First, you use a GET request to display the form for creating a new user--you do that by entering localhost:3000/users/new in your browser. That will display the form. The <form> tag has an action attribute, which specifies the url where the form will send a request accompanied by the data.

If you use your browser's developer tools, you can click on something like Page Source to see the raw html of the form, which will look something like this:

<form class="new_user" id="new_user" action="/users" accept-charset="UTF-8" method="post">
...
...

A POST request that is sent to the url /users is routed to the create action in the UsersController. That's because when you declare a route like:

resources :users

or

resources :photos

Rails uses the chart below to route urls to actions (in this case the urls are routed to actions in the PhotosController):

Note that the url /photos is routed to both the index and the create action. Rails checks whether the request is a GET request or a POST request to determine which action to execute.

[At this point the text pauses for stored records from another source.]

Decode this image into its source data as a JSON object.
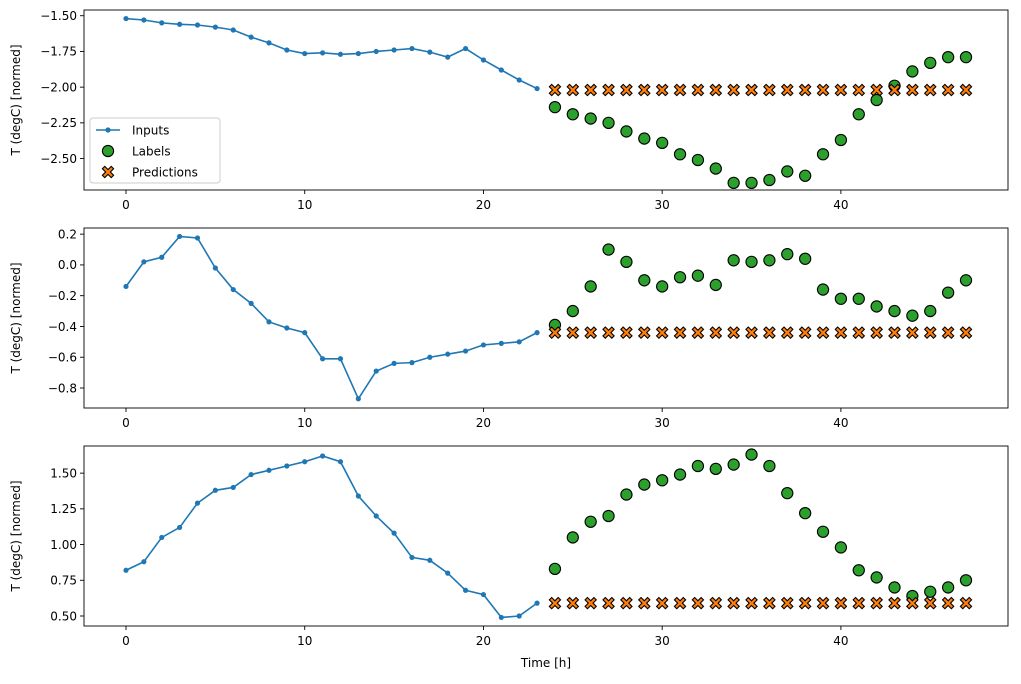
{
  "chart_data": [
    {
      "type": "line",
      "xlabel": "",
      "ylabel": "T (degC) [normed]",
      "xlim": [
        -2.35,
        49.35
      ],
      "ylim": [
        -2.72,
        -1.46
      ],
      "xticks": [
        0,
        10,
        20,
        30,
        40
      ],
      "yticks": [
        -2.5,
        -2.25,
        -2.0,
        -1.75,
        -1.5
      ],
      "ytick_labels": [
        "−2.50",
        "−2.25",
        "−2.00",
        "−1.75",
        "−1.50"
      ],
      "legend": {
        "placement": "lower-left",
        "entries": [
          "Inputs",
          "Labels",
          "Predictions"
        ]
      },
      "series": [
        {
          "name": "Inputs",
          "color": "#1f77b4",
          "x": [
            0,
            1,
            2,
            3,
            4,
            5,
            6,
            7,
            8,
            9,
            10,
            11,
            12,
            13,
            14,
            15,
            16,
            17,
            18,
            19,
            20,
            21,
            22,
            23
          ],
          "y": [
            -1.52,
            -1.53,
            -1.55,
            -1.56,
            -1.565,
            -1.58,
            -1.6,
            -1.65,
            -1.69,
            -1.74,
            -1.765,
            -1.76,
            -1.77,
            -1.765,
            -1.75,
            -1.74,
            -1.73,
            -1.755,
            -1.79,
            -1.73,
            -1.81,
            -1.88,
            -1.95,
            -2.01
          ]
        },
        {
          "name": "Labels",
          "color": "#2ca02c",
          "x": [
            24,
            25,
            26,
            27,
            28,
            29,
            30,
            31,
            32,
            33,
            34,
            35,
            36,
            37,
            38,
            39,
            40,
            41,
            42,
            43,
            44,
            45,
            46,
            47
          ],
          "y": [
            -2.14,
            -2.19,
            -2.22,
            -2.25,
            -2.31,
            -2.36,
            -2.39,
            -2.47,
            -2.51,
            -2.57,
            -2.67,
            -2.67,
            -2.65,
            -2.59,
            -2.62,
            -2.47,
            -2.37,
            -2.19,
            -2.09,
            -1.99,
            -1.89,
            -1.83,
            -1.79,
            -1.79
          ]
        },
        {
          "name": "Predictions",
          "color": "#ff7f0e",
          "x": [
            24,
            25,
            26,
            27,
            28,
            29,
            30,
            31,
            32,
            33,
            34,
            35,
            36,
            37,
            38,
            39,
            40,
            41,
            42,
            43,
            44,
            45,
            46,
            47
          ],
          "y": [
            -2.02,
            -2.02,
            -2.02,
            -2.02,
            -2.02,
            -2.02,
            -2.02,
            -2.02,
            -2.02,
            -2.02,
            -2.02,
            -2.02,
            -2.02,
            -2.02,
            -2.02,
            -2.02,
            -2.02,
            -2.02,
            -2.02,
            -2.02,
            -2.02,
            -2.02,
            -2.02,
            -2.02
          ]
        }
      ]
    },
    {
      "type": "line",
      "xlabel": "",
      "ylabel": "T (degC) [normed]",
      "xlim": [
        -2.35,
        49.35
      ],
      "ylim": [
        -0.93,
        0.24
      ],
      "xticks": [
        0,
        10,
        20,
        30,
        40
      ],
      "yticks": [
        -0.8,
        -0.6,
        -0.4,
        -0.2,
        0.0,
        0.2
      ],
      "ytick_labels": [
        "−0.8",
        "−0.6",
        "−0.4",
        "−0.2",
        "0.0",
        "0.2"
      ],
      "series": [
        {
          "name": "Inputs",
          "color": "#1f77b4",
          "x": [
            0,
            1,
            2,
            3,
            4,
            5,
            6,
            7,
            8,
            9,
            10,
            11,
            12,
            13,
            14,
            15,
            16,
            17,
            18,
            19,
            20,
            21,
            22,
            23
          ],
          "y": [
            -0.14,
            0.02,
            0.05,
            0.185,
            0.175,
            -0.02,
            -0.16,
            -0.25,
            -0.37,
            -0.41,
            -0.44,
            -0.61,
            -0.61,
            -0.87,
            -0.69,
            -0.64,
            -0.635,
            -0.6,
            -0.58,
            -0.56,
            -0.52,
            -0.51,
            -0.5,
            -0.44
          ]
        },
        {
          "name": "Labels",
          "color": "#2ca02c",
          "x": [
            24,
            25,
            26,
            27,
            28,
            29,
            30,
            31,
            32,
            33,
            34,
            35,
            36,
            37,
            38,
            39,
            40,
            41,
            42,
            43,
            44,
            45,
            46,
            47
          ],
          "y": [
            -0.39,
            -0.3,
            -0.14,
            0.1,
            0.02,
            -0.1,
            -0.14,
            -0.08,
            -0.07,
            -0.13,
            0.03,
            0.02,
            0.03,
            0.07,
            0.04,
            -0.16,
            -0.22,
            -0.22,
            -0.27,
            -0.3,
            -0.33,
            -0.3,
            -0.18,
            -0.1
          ]
        },
        {
          "name": "Predictions",
          "color": "#ff7f0e",
          "x": [
            24,
            25,
            26,
            27,
            28,
            29,
            30,
            31,
            32,
            33,
            34,
            35,
            36,
            37,
            38,
            39,
            40,
            41,
            42,
            43,
            44,
            45,
            46,
            47
          ],
          "y": [
            -0.44,
            -0.44,
            -0.44,
            -0.44,
            -0.44,
            -0.44,
            -0.44,
            -0.44,
            -0.44,
            -0.44,
            -0.44,
            -0.44,
            -0.44,
            -0.44,
            -0.44,
            -0.44,
            -0.44,
            -0.44,
            -0.44,
            -0.44,
            -0.44,
            -0.44,
            -0.44,
            -0.44
          ]
        }
      ]
    },
    {
      "type": "line",
      "xlabel": "Time [h]",
      "ylabel": "T (degC) [normed]",
      "xlim": [
        -2.35,
        49.35
      ],
      "ylim": [
        0.43,
        1.69
      ],
      "xticks": [
        0,
        10,
        20,
        30,
        40
      ],
      "yticks": [
        0.5,
        0.75,
        1.0,
        1.25,
        1.5
      ],
      "ytick_labels": [
        "0.50",
        "0.75",
        "1.00",
        "1.25",
        "1.50"
      ],
      "series": [
        {
          "name": "Inputs",
          "color": "#1f77b4",
          "x": [
            0,
            1,
            2,
            3,
            4,
            5,
            6,
            7,
            8,
            9,
            10,
            11,
            12,
            13,
            14,
            15,
            16,
            17,
            18,
            19,
            20,
            21,
            22,
            23
          ],
          "y": [
            0.82,
            0.88,
            1.05,
            1.12,
            1.29,
            1.38,
            1.4,
            1.49,
            1.52,
            1.55,
            1.58,
            1.62,
            1.58,
            1.34,
            1.2,
            1.08,
            0.91,
            0.89,
            0.8,
            0.68,
            0.65,
            0.49,
            0.5,
            0.59
          ]
        },
        {
          "name": "Labels",
          "color": "#2ca02c",
          "x": [
            24,
            25,
            26,
            27,
            28,
            29,
            30,
            31,
            32,
            33,
            34,
            35,
            36,
            37,
            38,
            39,
            40,
            41,
            42,
            43,
            44,
            45,
            46,
            47
          ],
          "y": [
            0.83,
            1.05,
            1.16,
            1.2,
            1.35,
            1.42,
            1.45,
            1.49,
            1.55,
            1.53,
            1.56,
            1.63,
            1.55,
            1.36,
            1.22,
            1.09,
            0.98,
            0.82,
            0.77,
            0.7,
            0.64,
            0.67,
            0.7,
            0.75
          ]
        },
        {
          "name": "Predictions",
          "color": "#ff7f0e",
          "x": [
            24,
            25,
            26,
            27,
            28,
            29,
            30,
            31,
            32,
            33,
            34,
            35,
            36,
            37,
            38,
            39,
            40,
            41,
            42,
            43,
            44,
            45,
            46,
            47
          ],
          "y": [
            0.59,
            0.59,
            0.59,
            0.59,
            0.59,
            0.59,
            0.59,
            0.59,
            0.59,
            0.59,
            0.59,
            0.59,
            0.59,
            0.59,
            0.59,
            0.59,
            0.59,
            0.59,
            0.59,
            0.59,
            0.59,
            0.59,
            0.59,
            0.59
          ]
        }
      ]
    }
  ]
}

For additional information, check out the Rails Guide on routing .

Answer 2

There are two thins going on here. The controller is probably mapped to /users/ path. The controller will direct all POST to create . Similarly, it will direct all GET to index . Which you don't have.

user_params is a function that was created probably as part of your scaffolding. Like rails generate ... In older versions of Rails, it wasn't like this. This allows you to say for the user scope, first_name, last_name, etc are allowed to be submitted via POST. Why is this done? Mostly security. It allows you to whitelisted parameters so that for example user.admin cannot be updated. You can read more about it here .

Answer 3

In your web-app you may want to create and update users' information. For example, in both your views new.html.erb ( which create new user) and edit.html.erb (which update existing user's information), you will probably render a form to let users type their information (with bootstrap).

<div class='row'>
<div class='col-xs-12'>

    <%= form_for(@user, :html => {class: "form-horizontal", role:"form"}) do |f| %>
        <div class="form-group">
            <div class="control-label col-sm-2">
                <%= f.label :first_name,"FName:" %>
            </div>
            <div class="col-sm-8">
                <%= f.text_field :last_name, class: "form-control", placeholder: "Enter username", autofocus: true %>
            </div>


        </div>
        <div class="form-group">
            <div class="control-label col-sm-2">
                <%= f.label :last_name,"LName:" %>
            </div>
            <div class="col-sm-8">
                <%= f.text_field :last_name, class: "form-control", placeholder: "Enter username" %>
            </div>


        </div>
        <br>
        <div class="form-group">
            <div class="control-label col-sm-2">            
                <%= f.label :email, "Email:" %>

            </div>
            <div class="col-sm-8">
                <%= f.email_field :email, class: "form-control", placeholder: "Enter your email" %>
            </div>
        </div>
        <br>
        <div class="form-group">
            <div class="control-label col-sm-2">            
                <%= f.label :password, "Password:" %>

            </div>
            <div class="col-sm-8">
                <%= f.password_field :password, class: "form-control", placeholder: "Enter your password" %>
            </div>
        </div>
        <br>
        <div class="form-group">
            <div class="col-sm-offset-2 col-sm-10">
                <%= f.submit(@user.new_record? ? "Sign up now!" : "Update your account", class:'btn btn-primary btn-lg') %>
            </div>
        </div>
    <% end %>
    <div class="col-xs-6 col-xs-offset-3">
        [ <%= link_to 'Cancel request and return to home', root_path %> ]
    </div>

</div>

Back to your question: By doing "params.require(:user).permit(:first_name, :last_name, :email, :password)" will allow the user controller to modify you first_name, last_name, email and password parameter with security.